Villa Paloma, Nouveau Musée National de Monaco
Jusqu’au 7 avril 2024
Penser la maison idéale c’est définir de nouvelles formes, développer d’autres attitudes pour une autre façon d’habiter le monde. Pier Paolo Calzolari appartient à cette mouvance de l’Arte Povera qui, avec Penone, Merz, Pistoletto et quelques autres, à la fin des années 60, bouleversa en Italie la définition même de l’art par sa volonté de l’inscrire en négatif de l’image Pop Art qui prévalait alors. Face au consumérisme et à la saturation spectaculaire, cette mouvance artistique prônera désormais la pauvreté des matériaux, la méditation silencieuse et l’expression du vivant par la seule intelligence des sens. L’exposition présentée à la Villa Paloma avec des œuvres produites entre 1960 et 2014 se veut une illustration de ce Manifeste de l’Arte Povera dans lequel Calzolari revendiquait cette utopie poétique d’une «maison idéale».
Face à la peinture, à son histoire et à ses artifices, Pier Paolo Calzolari, entre sculpture, installation et forme picturale, par le choix de matériaux organiques, l’utilisation de l’humilité du plomb ou du feutre, réécrit une histoire de l’art dans laquelle résonnent pourtant les voix de l’Antiquité ou de la Renaissance. Métaphysique, aspiration mystique et alchimie se confondent alors dans des installations, autels ou bas-reliefs, où le blanc immaculé parle aussi de corruption, de trace sale et de disparition. Blancheur lumineuse du sel qui corrode ou du givre qui fond, la couleur est celle des éléments fondamentaux qui se mêlent au rebus, au végétal, à l’inscription ou à l’éphémère. Cette lumière répond pourtant à celle du néon dont les signes, à moins qu’ils ne fussent déjà des mots, écrivent l’espace d’un fleuve bleuté qui l’auréole de mystère.
Sont-ce des autels ou des suaires, des plis et des replis de sens, des vanités, la vie et la mort? Tout coïncide ici dans une œuvre tout à la fois grave et sereine, dans laquelle l’éphémère se conjugue à l’éternité, l’humanité à la plume d’un oiseau ou à des feuilles mortes dont on pressent encore le froissement. Calzolari sait ce souffle de l’écriture quand elle se saisit de fragments comme autant de signes qu’il nous faut déchiffrer pour dévoiler cet «être au monde» qui nous unit.

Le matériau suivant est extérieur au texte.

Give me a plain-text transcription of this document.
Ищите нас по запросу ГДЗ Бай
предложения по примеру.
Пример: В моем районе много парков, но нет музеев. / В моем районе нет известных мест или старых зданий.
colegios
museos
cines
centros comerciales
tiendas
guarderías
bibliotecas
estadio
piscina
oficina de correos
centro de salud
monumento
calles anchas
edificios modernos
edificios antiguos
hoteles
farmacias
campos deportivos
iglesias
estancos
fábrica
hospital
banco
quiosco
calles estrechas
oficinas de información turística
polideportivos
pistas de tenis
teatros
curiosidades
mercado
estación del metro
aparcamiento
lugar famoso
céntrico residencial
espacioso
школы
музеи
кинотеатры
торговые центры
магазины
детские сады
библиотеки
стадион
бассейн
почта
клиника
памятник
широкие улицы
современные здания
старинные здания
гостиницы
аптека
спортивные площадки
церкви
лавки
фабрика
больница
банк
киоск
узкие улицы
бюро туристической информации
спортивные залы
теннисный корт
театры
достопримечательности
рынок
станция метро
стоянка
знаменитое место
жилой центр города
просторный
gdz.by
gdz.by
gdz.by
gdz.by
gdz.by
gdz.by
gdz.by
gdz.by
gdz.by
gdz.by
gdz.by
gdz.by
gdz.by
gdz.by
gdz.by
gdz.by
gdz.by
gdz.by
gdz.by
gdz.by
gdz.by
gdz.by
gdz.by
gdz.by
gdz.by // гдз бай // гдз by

Une grand table, Tomeo («Ptolémée») est dressée, comme rappel de ce géographe de l’antiquité. A la surface de ce meuble de cuivre réfrigéré, une couche de givre fond peu à peu pour délivrer sur ses bords, des reliefs encadrant des semblants de rivières et de lacs. Métaphore d’une terre plate telle que les anciens l’imaginèrent. L’art est cette lecture du temps, de ses contractions et de l’éphémère.
Ailleurs l’artiste dispose un miroir de cuivre tel un «Memento mori» sur lequel notre visage apparaît dans un cadre constellé de feuilles d’arbre de Judée desséchées. Voici donc un mobilier tout en mouvements et en vagues pour exprimer le flux du temps dans lequel l’humain se brasse aux aspérités du bois, au feu ou à la glace. Nous habitons cette maison dans laquelle reposent aussi six matelas blancs alignés où s’inscrivent en néon des mots peu déchiffrables. Permanence de ce blanc qui taraude l’œuvre de Calzolari mais d’un blanc aux multiples variations qui épouse cette superbe méditation poétique sur ce temps qui s’accorderait à notre maison idéale pour peu que nous sachions y vivre et l’aimer.